Calling a virtual function from a derived pointer without paying the vtable price

Question

Considering this simple example:

class Base {
    virtual void foo() {};  
};

class Derived: public Base {
    void foo() {}; 
}; 

Base    *b = new Derived;
Derived *d = new Derived;
b->foo();
d->foo();

My question is: does a call to a member function declared as virtual in a base class (but not in the derived class) through a derived class pointer uses (and pay the price for) the vtable mechanism ? In the example b->foo() uses the vtable mechanism to call the Derived::foo(), but d->foo()?

If yes, how circumvent this behavior: when using explicitly a Derived pointer, I would like to directly call the Derived::foo() method without paying the cost of the vtable, as if the base class does not exist?

Answer 1

The syntax

d->Derived::foo();

will suppress virtual dispatch and guarantee that the function Derived::foo is the one called, even in the presence of overriding functions.

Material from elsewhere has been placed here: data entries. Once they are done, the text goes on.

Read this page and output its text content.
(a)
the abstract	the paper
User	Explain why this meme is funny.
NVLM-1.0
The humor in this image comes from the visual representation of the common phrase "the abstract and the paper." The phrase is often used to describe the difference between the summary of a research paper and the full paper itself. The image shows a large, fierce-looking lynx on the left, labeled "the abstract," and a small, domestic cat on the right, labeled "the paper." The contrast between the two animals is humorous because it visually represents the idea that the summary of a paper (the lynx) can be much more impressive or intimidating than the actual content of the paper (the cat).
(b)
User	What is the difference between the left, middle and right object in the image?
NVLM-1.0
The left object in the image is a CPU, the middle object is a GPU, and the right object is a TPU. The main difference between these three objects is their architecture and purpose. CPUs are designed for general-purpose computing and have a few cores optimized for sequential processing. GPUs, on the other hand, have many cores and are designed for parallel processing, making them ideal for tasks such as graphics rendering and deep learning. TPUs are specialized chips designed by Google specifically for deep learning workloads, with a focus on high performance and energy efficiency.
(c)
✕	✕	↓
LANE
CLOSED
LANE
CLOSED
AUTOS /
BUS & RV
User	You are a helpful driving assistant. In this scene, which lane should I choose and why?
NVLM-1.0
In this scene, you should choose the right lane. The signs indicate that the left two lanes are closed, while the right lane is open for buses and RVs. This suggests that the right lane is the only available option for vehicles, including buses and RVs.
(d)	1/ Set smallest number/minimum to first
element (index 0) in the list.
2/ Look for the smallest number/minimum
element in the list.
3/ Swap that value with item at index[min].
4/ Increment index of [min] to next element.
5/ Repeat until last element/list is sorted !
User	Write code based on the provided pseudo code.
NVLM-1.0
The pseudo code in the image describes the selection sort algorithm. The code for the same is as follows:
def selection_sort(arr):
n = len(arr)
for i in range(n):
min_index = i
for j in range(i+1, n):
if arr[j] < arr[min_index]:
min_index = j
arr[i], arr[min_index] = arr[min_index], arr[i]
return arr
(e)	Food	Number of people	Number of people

This is rarely what you want, but I cannot suggest alternative solutions unless you explain why you're trying to do this. For example, in the code snippet given, there is no reason why the Derived should be dynamically allocated at all. You could just write this instead:

Derived d;
d.foo();

Here, the compiler knows for sure that the dynamic type is Derived, so no virtual dispatch is needed.

Answer 2

does a call to a member function declared as virtual in a base class (but not in the deverived class)...

I've stopped to read here, because if Base declare foo as virtual, Derived can only override foo, Derived::foo (supposedly signature match) is implicitly virtual.

The following definitions of Derived::foo are identical:

class Derived: public Base {
  void foo() {}; 
};

class Derived: public Base {
  virtual void foo() {}; 
};

---

This mechanism is called implicit virtual propagation, and this SO answer tries and explain why id was conceived that way. Here is the rationale about it:

10.3 Virtual functions

2 If a virtual member function vf is declared in a class Base and in a class Derived, derived directly or indirectly from Base, a member function vf with the same name, parameter-type-list (8.3.5), cv-qualification, and ref-qualifier (or absence of same) as Base::vf is declared, then Derived::vf is also virtual (whether or not it is so declared) and it overrides Base::vf.